Again, I struggle with letting my kids show off their own colors. I see it and am working on seeing it in action and stopping it/changing it in practice. My kids are awesome, BTW. Really freaking cute, and crazy smart and interested in so much. They drive me nuts because I am always tired and have no patience, but I am working on appreciating them more and showing them that.
It has helped SO MUCH to learn that as an ACON I have some Narc habits because it’s what I learned, not because I’m a Narc myself. I’ve always known I don’t have a good mental model, a pleasant/useful default mom-mode because my mom was not a good mom. It’s hard to change, but at least I *can* and hopefully change the pattern for my kiddoes.
Things that help:
Reading blogs that are kinda the anti-mommy blog model
http://jjkeith.net/blog/
http://justyourtypicalmom.tumblr.com/
http://www.modernmom.com/article/killing-off-supermom?fb_ref=like&fb_source=profile_oneline
http://allaboutnan.wordpress.com/2012/02/26/supermom-syndrome/
http://momastery.com/blog/2013/09/13/5938/
It’s nice to remember that nobody has their shit together, and if they tell you they do they are big, fat LIARS. Yes, SOME moms have a different, gorgeous hairstyle every day. Some moms throw amazing, detailed parties, and some moms make all their own jam. Some moms make their kids’ clothes and some moms are able to workout regularly without losing their marbles. Some moms have a nice clean house and their laundry is under control. BUT not all those things. In one woman, that’s nuts. Somehow we seem to be under the impression that we can and should be able to “do it all” because we look at everyone’s FaceBook highlights and forget that they aren’t sharing the other 90% of their lives. We have already established that I am no good with personal pressure. I like real people who are flawed and forgiving and loving.
speaking of forgiving, loving, and being patient with oneself: http://tinybuddha.com/
Also, there’s a website called Daughters of Narcissistic Mothers that I have found really helpful. There is even a mailing list where you receive notes from your “Inner Mother”- little affirmations your own Narc mom *should* have been telling as a kid but didn’t. I kinda thought it would be totally corny, and it sometimes kinda is, but I signed up because I realize I have no natural context for that kind of language but I need to learn it (like a foreign language) if I’m going to be a better mom for my kids. It’s still not natural, but I have reminders every two days and examples and I even used it a few times in my son’s lunchbox notes.
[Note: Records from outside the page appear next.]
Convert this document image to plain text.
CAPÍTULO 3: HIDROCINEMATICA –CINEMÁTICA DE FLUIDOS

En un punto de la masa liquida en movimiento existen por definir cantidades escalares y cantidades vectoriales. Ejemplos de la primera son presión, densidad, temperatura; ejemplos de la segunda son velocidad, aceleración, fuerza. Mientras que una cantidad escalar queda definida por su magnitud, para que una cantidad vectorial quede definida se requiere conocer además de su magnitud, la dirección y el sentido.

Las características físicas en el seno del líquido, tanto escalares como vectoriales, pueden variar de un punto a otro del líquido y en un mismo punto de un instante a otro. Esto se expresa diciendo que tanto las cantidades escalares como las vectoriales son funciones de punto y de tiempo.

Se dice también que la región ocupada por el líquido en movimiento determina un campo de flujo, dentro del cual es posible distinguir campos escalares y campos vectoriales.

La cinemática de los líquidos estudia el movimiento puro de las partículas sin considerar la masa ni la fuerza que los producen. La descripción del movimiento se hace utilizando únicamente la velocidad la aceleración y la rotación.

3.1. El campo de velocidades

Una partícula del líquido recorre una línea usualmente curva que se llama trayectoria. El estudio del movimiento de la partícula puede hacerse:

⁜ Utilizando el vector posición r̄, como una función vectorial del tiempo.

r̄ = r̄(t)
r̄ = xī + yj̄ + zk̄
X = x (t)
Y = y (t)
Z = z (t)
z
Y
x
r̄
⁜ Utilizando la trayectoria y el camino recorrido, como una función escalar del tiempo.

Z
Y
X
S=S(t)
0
Finally, I have learned that if you tell a therapist that your parent is a Narcissist, it helps tremendously. You can have one conversation and gauge whether the therapist gets that, because if he does his entire approach changes a bit away from trying to help you improve your relationship with the Narc to trying to help you heal without it, or in spite of it if you maintain contact. Also you don’t have to spend countless sessions explaining why your mom is crazy and how, you can say “My mom’s a Narc, it’s effed me up in various ways I am still working out. I need help with how to deal with my impatience and anger without making it my kids’ fault” or whatever. Help trying to figure out how to trust my instincts. Help figuring out what my passions are. Etc. Etc.